In 1970, Solomon, along with architect Gene Leedy, one of the founders of the Sarasota School of Architecture, built an award-winning precast concrete and glass house and studio on the Gulf near Midnight Pass in Sarasota.  Because of its sighting, it functioned much like Monet’s home in Giverny, France.  Open to the sky, sea, and shore with inside and outside studios, these active environmental forces greatly influenced his work. His friend, the art critic Harold Rosenberg, said Solomon’s best work was produced in the period he lived on the beach.

During 1973 and 1974 a retrospective exhibition of Solomon’s work was held at the New York Cultural Center and at the Ringling Museum in Sarasota.  Writer Kurt Vonnegut, Jr. conducted an interview with Solomon for the exhibition catalogue.  The artist was close to many writers, including Harold Rosenberg, Joy Williams, John D. McDonald, Budd Schulberg, Elia Kazan, Betty Friedan and Evan Hunter.  He also had friends in the music world, including Mitch Miller, Eric Von Schmidt, Jerry Leiber, and Jerry Wexler.  In 1990, the Ringling Museum of Art honored the artist with a solo exhibition, A Dialogue with Nature.  The artist died in Sarasota in 2004. 

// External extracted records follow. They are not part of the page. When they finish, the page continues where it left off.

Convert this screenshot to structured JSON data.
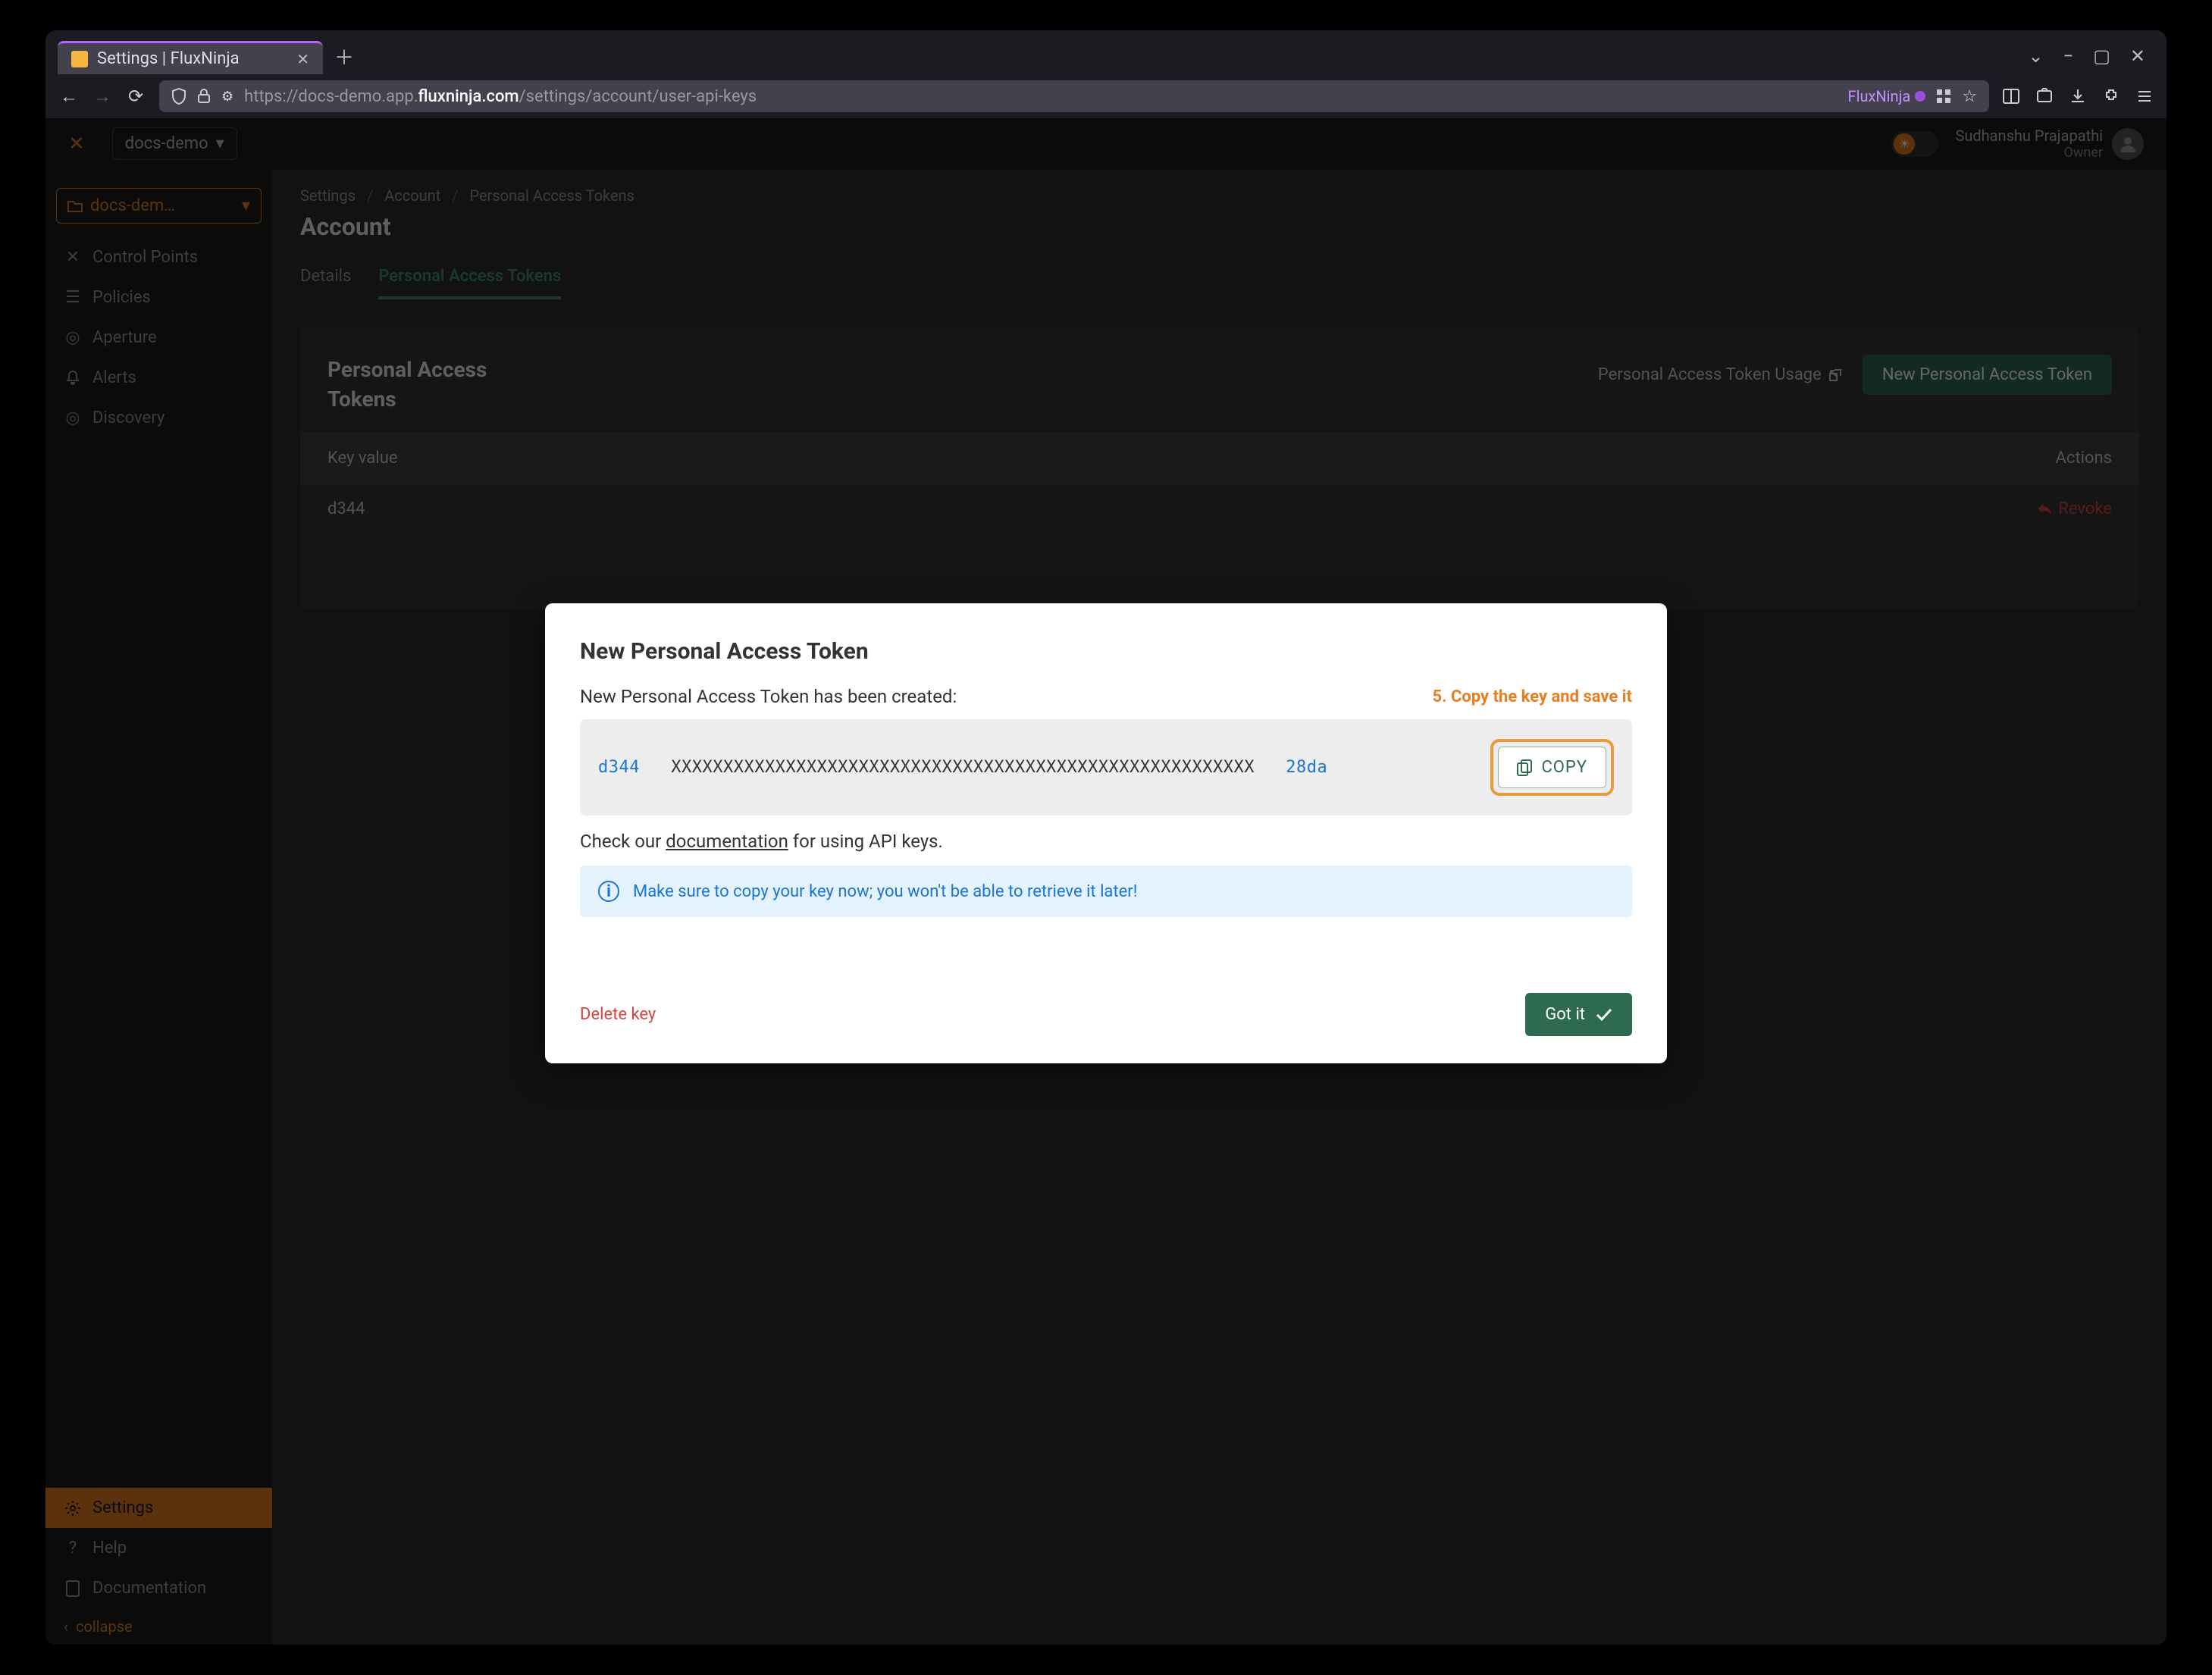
{
  "browser": {
    "tab_title": "Settings | FluxNinja",
    "url_prefix": "https://docs-demo.app.",
    "url_domain": "fluxninja.com",
    "url_path": "/settings/account/user-api-keys",
    "extension_label": "FluxNinja"
  },
  "topbar": {
    "project": "docs-demo",
    "user_name": "Sudhanshu Prajapathi",
    "user_role": "Owner"
  },
  "sidebar": {
    "project_select": "docs-dem…",
    "items": [
      {
        "label": "Control Points"
      },
      {
        "label": "Policies"
      },
      {
        "label": "Aperture"
      },
      {
        "label": "Alerts"
      },
      {
        "label": "Discovery"
      }
    ],
    "bottom": [
      {
        "label": "Settings"
      },
      {
        "label": "Help"
      },
      {
        "label": "Documentation"
      }
    ],
    "collapse_label": "collapse"
  },
  "breadcrumbs": [
    "Settings",
    "Account",
    "Personal Access Tokens"
  ],
  "page_title": "Account",
  "tabs": [
    {
      "label": "Details"
    },
    {
      "label": "Personal Access Tokens"
    }
  ],
  "card": {
    "title": "Personal Access Tokens",
    "usage_link": "Personal Access Token Usage",
    "new_token_btn": "New Personal Access Token",
    "columns": {
      "key": "Key value",
      "actions": "Actions"
    },
    "row_key": "d344",
    "revoke_label": "Revoke"
  },
  "modal": {
    "title": "New Personal Access Token",
    "created_text": "New Personal Access Token has been created:",
    "step_label": "5. Copy the key and save it",
    "token_prefix": "d344",
    "token_mask": "XXXXXXXXXXXXXXXXXXXXXXXXXXXXXXXXXXXXXXXXXXXXXXXXXXXXXXXX",
    "token_suffix": "28da",
    "copy_label": "COPY",
    "doc_pre": "Check our ",
    "doc_link": "documentation",
    "doc_post": " for using API keys.",
    "info_text": "Make sure to copy your key now; you won't be able to retrieve it later!",
    "delete_label": "Delete key",
    "gotit_label": "Got it"
  }
}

Syd Solomon’s work is held in many important private and public collections, including Adelphi University, Garden City, New York; American Academy of Arts and letters, New York; the Baltimore Museum of Art; the Birmingham Museum of Art, Alabama; the Boca Raton Museum of Art, Florida; the Butler Institute of American Art, Youngstown, Ohio; the Chrysler Museum, Norfolk, Virginia; the Cincinnati Art Museum; the Colorado Springs Fine Arts Center; the Corcoran Gallery of Art, Washington, D.C.; the Dade County Art Collection, Miami, Florida; Fine Arts Society of Sarasota, Sarasota; Greenville County Museum of Art, South Carolina; Solomon R. Guggenheim Museum, New York; Guild Hall Museum, East Hampton, New York; High Museum of Art, Atlanta, Georgia; Hirshhorn Museum and Sculpture Garden, Smithsonian Institution, Washington, D.C.; IBM, Atlanta, Georgia; Herbert F. Johnson Museum of Art, Cornell University, Ithaca, New York; J. M. Kaplan Fund, New York, New York; Kokuritsu Seijo Bijutsukar, Tokyo, Japan; LeMoyne Art Foundation, Inc., Tallahassee, Florida; Lowe Art Museum, University of Miami, Coral Gables, Florida; The Mayo Clinic, Rochester, Minnesota; The City of Miami (mural), Miami, Florida; Museum of Art, Fort Lauderdale, Florida; Museum of Fine Art, Clearwater, Florida; Museum of Fine Arts, St. Petersburg, Florida; the Museum of the South, Memphis, Tennessee; Naples Museum of Art, Florida; New College of the University of South Florida, Sarasota; New Orleans Museum of Art; Norton Gallery of Art, Palm Beach, Florida; Parrish Art Museum, Southampton, New York; Philadelphia Museum of Art; Polk Museum of Art, Lakeland, Florida; the John and Mable Ringling Museum of Art, Sarasota; Rose Art Museum, Brandeis University, Waltham, Massachusetts; the Tampa Bay Art Center, Florida; Tate Gallery, London; Tel Aviv Museum, Israel; Telfair Art Museum, Savannah, Georgia; University of South Florida, Tampa, Florida; Wadsworth Atheneum, Hartford, Connecticut; Weatherspoon Gallery, University of North Carolina, Greensboro; Whitney Museum of American Art, New York; and Witte Museum, San Antonio, Texas.